Après le combat du 17 mai, les Flissah ont fait leur soumission; tous les chefs, conduits par le petit-fils du plus célébré de leurs anciens cheikhs, Ben-Zamoun, vinrent à notre camp, situé sur l'un des points les plus élevés de leurs montagnes. Ils crurent devoir s'excuser d'avoir combattu, et ils le firent en ces termes: «Nous ne pouvions nous dispenser de combattre pour défendre nos foyers; nos femmes n'auraient plus voulu nous regarder, ni préparer nos aliments. Nous avions d'ailleurs promis à Ben-Salem de mourir avec lui, s'il voulait mourir avec nous. S'il eût tenu sa parole, nous nous serions fait tuer jusqu'au dernier; mais il a fui au commencement de l'attaque; nous ne lui devons plus rien.
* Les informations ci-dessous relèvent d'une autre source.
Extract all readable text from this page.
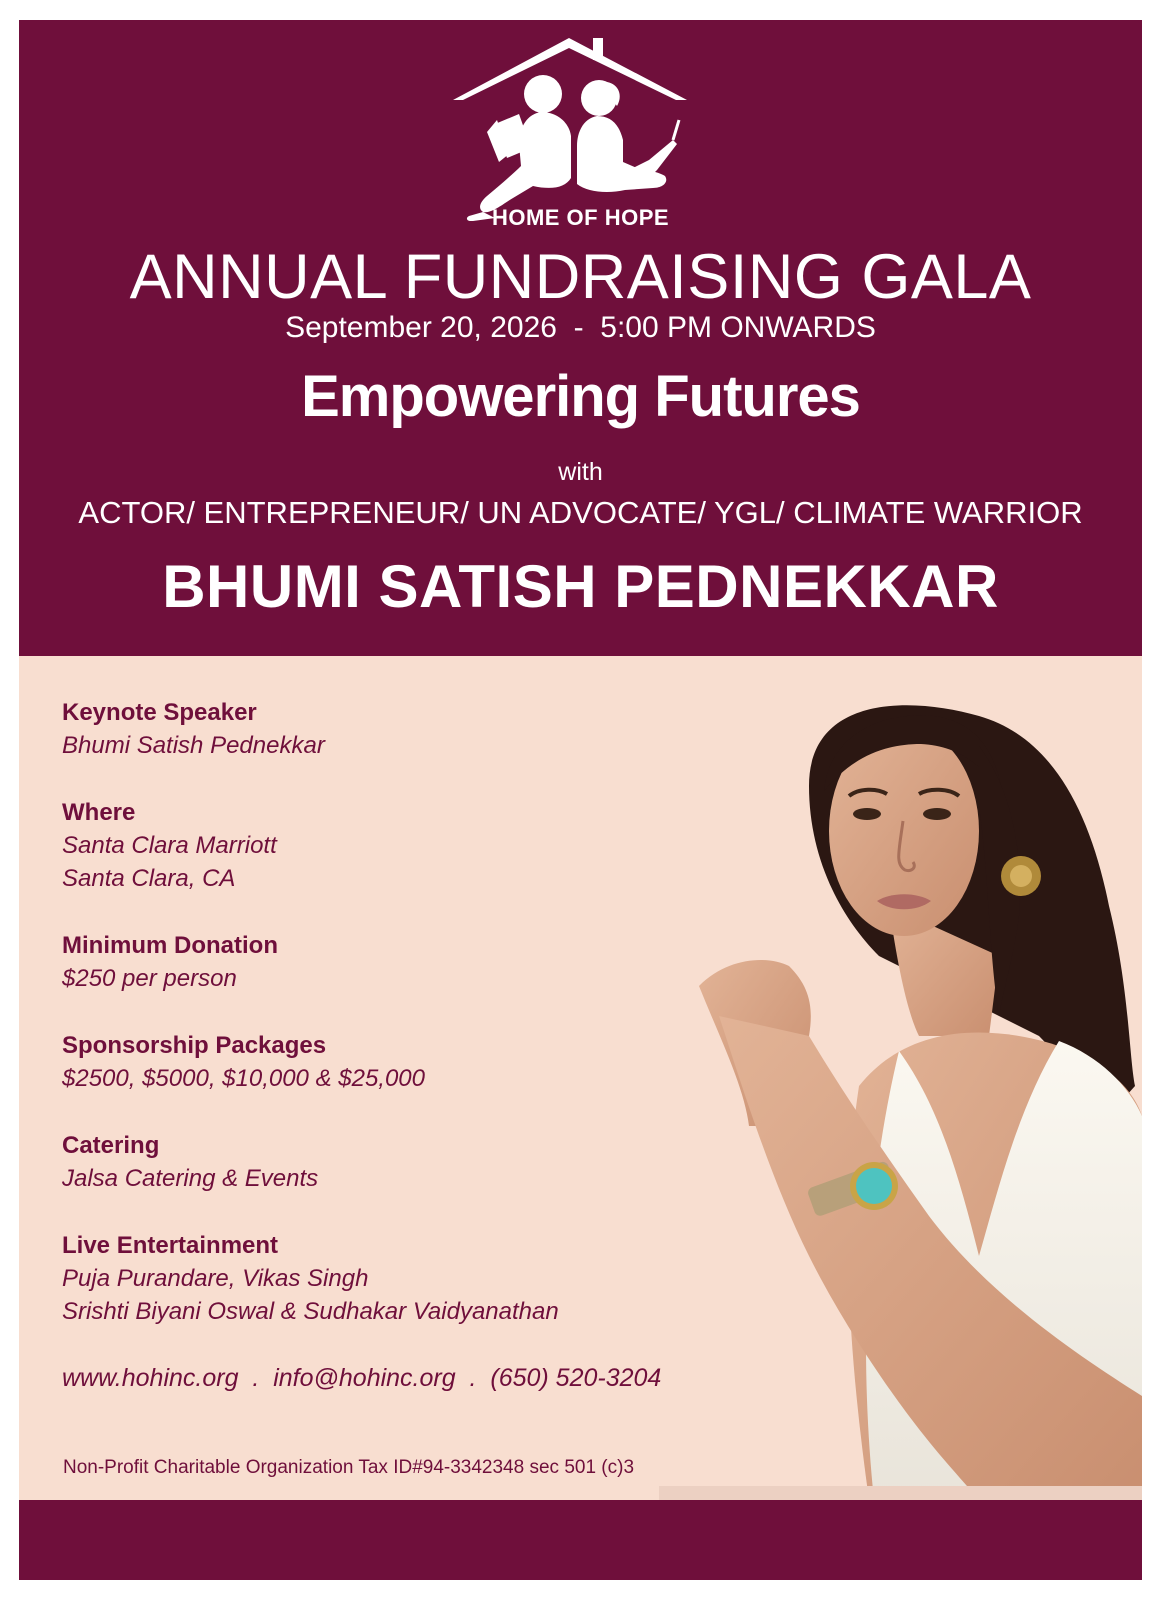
HOME OF HOPE
ANNUAL FUNDRAISING GALA
September 20, 2026  -  5:00 PM ONWARDS
Empowering Futures
with
ACTOR/ ENTREPRENEUR/ UN ADVOCATE/ YGL/ CLIMATE WARRIOR
BHUMI SATISH PEDNEKKAR
Keynote Speaker
Bhumi Satish Pednekkar
Where
Santa Clara Marriott
Santa Clara, CA
Minimum Donation
$250 per person
Sponsorship Packages
$2500, $5000, $10,000 & $25,000
Catering
Jalsa Catering & Events
Live Entertainment
Puja Purandare, Vikas Singh
Srishti Biyani Oswal & Sudhakar Vaidyanathan
www.hohinc.org  .  info@hohinc.org  .  (650) 520-3204
Non-Profit Charitable Organization Tax ID#94-3342348 sec 501 (c)3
Il ne reparaîtra plus dans nos montagnes, et nous serons aussi fidèles à la parole que nous vous donnons qu'à celle que nous lui avions donnée.»--Le gouverneur général leur répondit qu'il les estimait davantage pour avoir bien combattu; que les braves guerriers étaient toujours loyaux, et qu'il comptait sur la fidélité au serment qu'ils allaient prêter au roi des français.--Les Kabyles ont, il est vrai, parmi les Arabes la réputation d'être religieux observateurs de leur parole.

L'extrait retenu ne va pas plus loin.